L’accès direct aux infirmières n’est pas un énième rafistolage mis en place par le gouvernement pour pallier le manque de médecins. C’est l’essence même de la pratique médicale qui est attaquée.

C’est mettre en place une médecine de protocole à la place d’une médecine adaptée individuellement à chaque patient. Isolée face à un patient reçu en urgence, une IPA ne pourra qu’appliquer les recommandations du gouvernement, de la Haute Autorité de santé ou des sociétés savantes, dont un passé proche a montré qu’elles n’œuvraient pas toujours au bénéfice exclusif du patient. Et le fait qu’elles exercent en maison de santé, qu’un médecin soit présent dans l’établissement comme l’a souhaité le Sénat, n’y change rien.

 

Appel au 15, c’est le « tri des patients »
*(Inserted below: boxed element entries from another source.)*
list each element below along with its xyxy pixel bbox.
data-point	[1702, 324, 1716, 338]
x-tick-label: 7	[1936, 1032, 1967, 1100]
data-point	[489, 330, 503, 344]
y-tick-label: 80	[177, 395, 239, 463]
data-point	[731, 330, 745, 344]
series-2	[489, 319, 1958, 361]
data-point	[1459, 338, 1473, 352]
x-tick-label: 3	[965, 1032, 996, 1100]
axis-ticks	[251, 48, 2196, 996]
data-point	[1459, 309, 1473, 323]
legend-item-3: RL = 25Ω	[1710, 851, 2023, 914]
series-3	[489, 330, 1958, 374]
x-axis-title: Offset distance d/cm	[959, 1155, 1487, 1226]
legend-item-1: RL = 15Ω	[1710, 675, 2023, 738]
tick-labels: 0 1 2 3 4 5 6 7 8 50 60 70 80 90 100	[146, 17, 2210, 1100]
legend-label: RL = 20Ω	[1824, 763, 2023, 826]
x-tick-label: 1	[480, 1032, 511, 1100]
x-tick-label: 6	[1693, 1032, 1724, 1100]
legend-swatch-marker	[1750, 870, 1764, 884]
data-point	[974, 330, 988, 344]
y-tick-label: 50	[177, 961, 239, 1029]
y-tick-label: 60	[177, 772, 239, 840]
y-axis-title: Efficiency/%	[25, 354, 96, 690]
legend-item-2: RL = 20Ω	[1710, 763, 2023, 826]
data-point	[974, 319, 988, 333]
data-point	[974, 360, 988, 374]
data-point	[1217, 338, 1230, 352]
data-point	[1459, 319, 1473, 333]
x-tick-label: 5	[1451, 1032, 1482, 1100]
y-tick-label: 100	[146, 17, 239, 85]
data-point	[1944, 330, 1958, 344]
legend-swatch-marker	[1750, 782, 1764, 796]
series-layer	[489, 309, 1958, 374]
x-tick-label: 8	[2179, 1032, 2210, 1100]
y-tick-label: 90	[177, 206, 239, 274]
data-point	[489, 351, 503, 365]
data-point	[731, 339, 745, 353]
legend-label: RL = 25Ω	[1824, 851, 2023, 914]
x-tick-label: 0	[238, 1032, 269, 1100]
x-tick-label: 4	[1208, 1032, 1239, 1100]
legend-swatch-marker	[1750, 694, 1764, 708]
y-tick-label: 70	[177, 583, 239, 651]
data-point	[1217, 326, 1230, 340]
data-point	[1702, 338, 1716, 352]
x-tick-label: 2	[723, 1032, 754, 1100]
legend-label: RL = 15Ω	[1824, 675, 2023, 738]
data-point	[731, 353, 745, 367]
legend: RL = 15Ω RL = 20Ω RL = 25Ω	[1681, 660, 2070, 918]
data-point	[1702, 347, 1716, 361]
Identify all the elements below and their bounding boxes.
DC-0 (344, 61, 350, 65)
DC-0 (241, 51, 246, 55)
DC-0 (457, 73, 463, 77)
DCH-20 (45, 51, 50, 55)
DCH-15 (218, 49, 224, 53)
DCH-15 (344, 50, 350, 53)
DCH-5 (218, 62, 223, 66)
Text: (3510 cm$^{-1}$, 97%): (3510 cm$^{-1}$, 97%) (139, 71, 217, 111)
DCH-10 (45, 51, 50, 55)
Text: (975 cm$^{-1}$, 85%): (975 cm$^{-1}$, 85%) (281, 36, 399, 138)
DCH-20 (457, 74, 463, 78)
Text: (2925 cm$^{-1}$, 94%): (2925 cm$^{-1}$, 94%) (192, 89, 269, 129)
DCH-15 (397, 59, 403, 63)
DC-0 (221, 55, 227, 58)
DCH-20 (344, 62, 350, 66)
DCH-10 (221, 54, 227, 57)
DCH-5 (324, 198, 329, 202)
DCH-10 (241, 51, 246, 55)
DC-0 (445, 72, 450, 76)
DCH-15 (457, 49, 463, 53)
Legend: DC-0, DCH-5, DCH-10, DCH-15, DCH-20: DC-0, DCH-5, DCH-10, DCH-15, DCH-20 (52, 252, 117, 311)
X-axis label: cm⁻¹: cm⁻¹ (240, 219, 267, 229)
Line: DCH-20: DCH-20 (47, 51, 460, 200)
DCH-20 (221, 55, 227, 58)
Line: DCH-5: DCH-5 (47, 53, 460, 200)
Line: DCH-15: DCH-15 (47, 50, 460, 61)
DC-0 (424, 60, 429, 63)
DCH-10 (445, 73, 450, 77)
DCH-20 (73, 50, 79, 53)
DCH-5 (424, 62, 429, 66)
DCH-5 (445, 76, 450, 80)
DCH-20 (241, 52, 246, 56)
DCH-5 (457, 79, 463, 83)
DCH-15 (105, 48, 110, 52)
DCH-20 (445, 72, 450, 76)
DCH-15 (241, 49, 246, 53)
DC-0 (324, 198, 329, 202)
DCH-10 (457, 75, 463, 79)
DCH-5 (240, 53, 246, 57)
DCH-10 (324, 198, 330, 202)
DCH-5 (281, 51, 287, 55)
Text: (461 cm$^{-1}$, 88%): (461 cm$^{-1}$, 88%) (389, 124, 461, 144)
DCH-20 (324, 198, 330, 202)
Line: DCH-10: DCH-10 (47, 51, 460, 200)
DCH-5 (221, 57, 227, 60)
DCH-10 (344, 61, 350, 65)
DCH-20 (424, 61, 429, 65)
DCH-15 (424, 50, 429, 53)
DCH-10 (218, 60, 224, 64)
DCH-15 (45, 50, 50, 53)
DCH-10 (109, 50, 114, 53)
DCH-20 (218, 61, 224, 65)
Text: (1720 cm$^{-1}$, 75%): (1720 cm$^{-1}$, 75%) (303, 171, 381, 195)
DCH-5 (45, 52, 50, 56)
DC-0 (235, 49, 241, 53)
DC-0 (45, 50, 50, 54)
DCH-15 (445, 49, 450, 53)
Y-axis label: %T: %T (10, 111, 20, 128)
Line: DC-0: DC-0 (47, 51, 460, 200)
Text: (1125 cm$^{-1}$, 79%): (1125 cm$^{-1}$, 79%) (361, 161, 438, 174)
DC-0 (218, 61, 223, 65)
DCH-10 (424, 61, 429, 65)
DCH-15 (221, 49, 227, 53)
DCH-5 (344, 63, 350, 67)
Le 15 mai, sur Franceinfo, François Braun a osé affirmer que le plafonnement des revenus des médecins intérimaires n’a pas eu de conséquences sur la prise en charge des patients. La réalité est tout autre.

Le directeur du CHU de Clermont-Ferrand (Puy-de-Dôme) a décidé de rendre obligatoire, du 12 au 15 mai, de façon « expérimentale », l’appel obligatoire au 15 pour tout patient. (France Bleue, 11 mai).

« Tri des patients à l’entrée des urgences », titre le syndicat FO de l’hôpital dans un communiqué de presse du 11 mai, rappelant que, faute de médecins intérimaires, le Smur, les services des urgences de Riom et d’Ambert ont dû faire face à des limitations d’activité et des fermetures répétitives, ce qui a conduit à un afflux important de patients aux urgences de Clermont-Ferrand. « A partir de vendredi 12 mai, les patients qui n’ont pas contacté le 15 avant de se rendre aux urgences seront refoulés ! Une prestation de sécurité privée est prévue pour faire face à la colère des patients ! (…) Cette situation est inacceptable. »

Le syndicat rappelle que, conséquence de la politique de François Braun et des gouvernements précédents, 460 lits ont été fermés en vingt ans au CHU de Clermont-Ferrand. Il réclame des lits, des postes et l’augmentation des salaires des personnels hospitaliers.